I wrote last week about a bill pending in the Maryland House of Delegates that would authorize punitive damages against drunk drivers who caused “injury or wrongful death while operating a motor vehicle.” For whatever reason, the House of Delegates Judiciary Committee rejected the bill which means it is not happening.
I wrote this post originally in 2012. In 2018, this bill keeps getting held up. Last year, Senator Bobby Zurkin and others sponsored a bill that would allow for punitive damages if the drunk in question caused physical injury or death while driving with a BAC of .15, nearly twice the legal limit. The burden of proof would be higher — clear and convincing evidence — making the burden higher for plaintiffs. But the bill failed once again.
So the law in Maryland is that victims still cannot get punitive damage against a drunk driver no matter how drunk that driver was or how many people he harmed.
State Farm’s View
Who opposes punishing drunk drivers? State Farm. Their representative told Maryland legislatures that the punishment of drunk drivers is the province of the criminal justice system. I guess this view is based on the fact that the criminal system is doing such a good job as it is of deterring drunks, right? I mean, approximately 130 people in Maryland die every year from drunk drivers.
State Farm further argues that State Farm and other insurance companies will be required to pay more because automobile insurance companies would rather settle than risk a court-ordered award.
So State Farm wants to protect its drunk drivers? That is a choice it could make. Or it could just defend the case on liability and let the drunk driver pick up the tab on the punitive damages. This is the very purpose of punitive damages.
Maryland’s Public Policy
Holding drunk drivers responsible for punitive damages just makes sense from a public policy standpoint. Is holding drunken drivers liable for punitive damages consistent with Maryland’s public policy on punitive damages?
In Zenobia v.
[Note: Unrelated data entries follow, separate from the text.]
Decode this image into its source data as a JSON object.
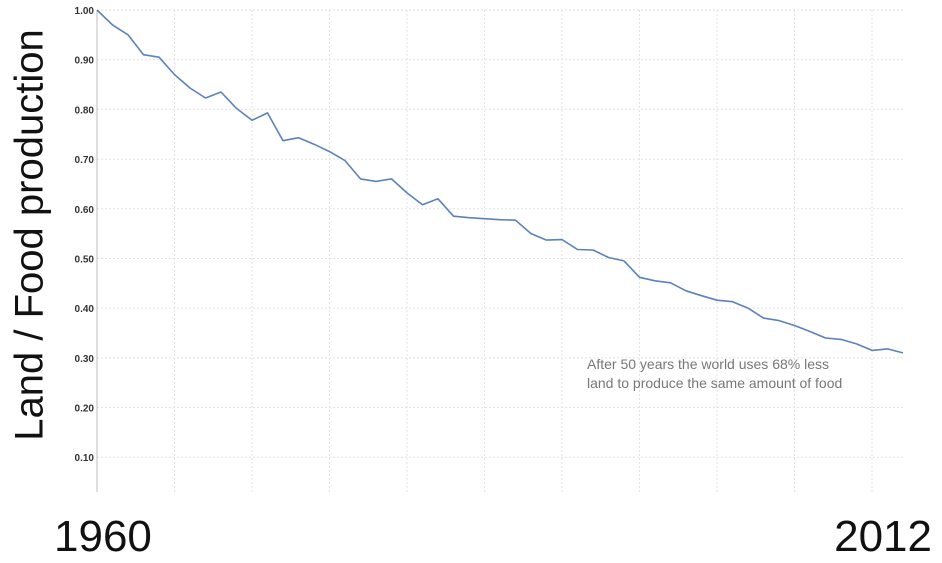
{
  "chart_data": {
    "type": "line",
    "ylabel": "Land / Food production",
    "x_start_label": "1960",
    "x_end_label": "2012",
    "annotation_line1": "After 50 years the world uses 68% less",
    "annotation_line2": "land to produce the same amount of food",
    "ylim": [
      0.03,
      1.0
    ],
    "xlim": [
      1960,
      2012
    ],
    "y_ticks": [
      "1.00",
      "0.90",
      "0.80",
      "0.70",
      "0.60",
      "0.50",
      "0.40",
      "0.30",
      "0.20",
      "0.10"
    ],
    "grid": true,
    "line_color": "#5b82bd",
    "series": [
      {
        "x": [
          1960,
          1961,
          1962,
          1963,
          1964,
          1965,
          1966,
          1967,
          1968,
          1969,
          1970,
          1971,
          1972,
          1973,
          1974,
          1975,
          1976,
          1977,
          1978,
          1979,
          1980,
          1981,
          1982,
          1983,
          1984,
          1985,
          1986,
          1987,
          1988,
          1989,
          1990,
          1991,
          1992,
          1993,
          1994,
          1995,
          1996,
          1997,
          1998,
          1999,
          2000,
          2001,
          2002,
          2003,
          2004,
          2005,
          2006,
          2007,
          2008,
          2009,
          2010,
          2011,
          2012
        ],
        "values": [
          1.0,
          0.97,
          0.95,
          0.91,
          0.905,
          0.87,
          0.843,
          0.823,
          0.835,
          0.802,
          0.778,
          0.793,
          0.737,
          0.743,
          0.73,
          0.715,
          0.697,
          0.66,
          0.655,
          0.66,
          0.632,
          0.608,
          0.62,
          0.585,
          0.582,
          0.58,
          0.578,
          0.577,
          0.55,
          0.537,
          0.538,
          0.518,
          0.517,
          0.502,
          0.495,
          0.462,
          0.455,
          0.451,
          0.435,
          0.425,
          0.416,
          0.413,
          0.4,
          0.38,
          0.375,
          0.365,
          0.353,
          0.34,
          0.337,
          0.328,
          0.315,
          0.318,
          0.31
        ]
      }
    ]
  }
}
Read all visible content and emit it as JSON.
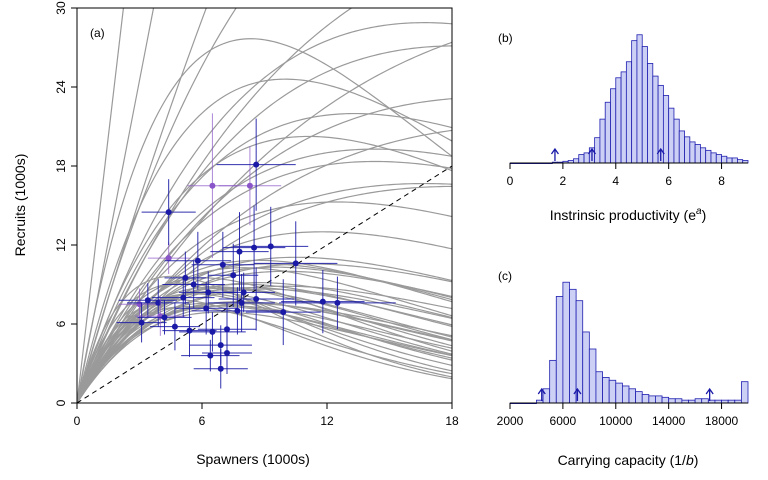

Owens-Illinois, the court set out Maryland public policy governing the policy behind awards for punitive damages both for intentional and unintentional torts. The Court of Appeals in Zenobia found that punitive damages may only be awarded in cases where the defendant’s conduct is proved to having an intent described as “actual malice.” What is actual malice? It means that you had an evil motive, intent to injure, ill will, or fraud.
Drunk driving is not actual malice as defined in Zenobia. But judges made that law, not the Maryland legislature. How can we award punitive damages for fraud and not for killing a child because you made an affirmative choice to drive drunk? It makes little sense and the Maryland legislature needs to step up and do the right thing.
States That Allow Punitive Damages Against Drunk Drivers
Other states are onboard. To name just a few: Florida, Minnesota, Virginia, New Jersey, Wisconsin, North Carolina, Indiana, Kentucky, New York, Louisiana, and Mississippi. There are probably a ton more, this was 5 minutes of research.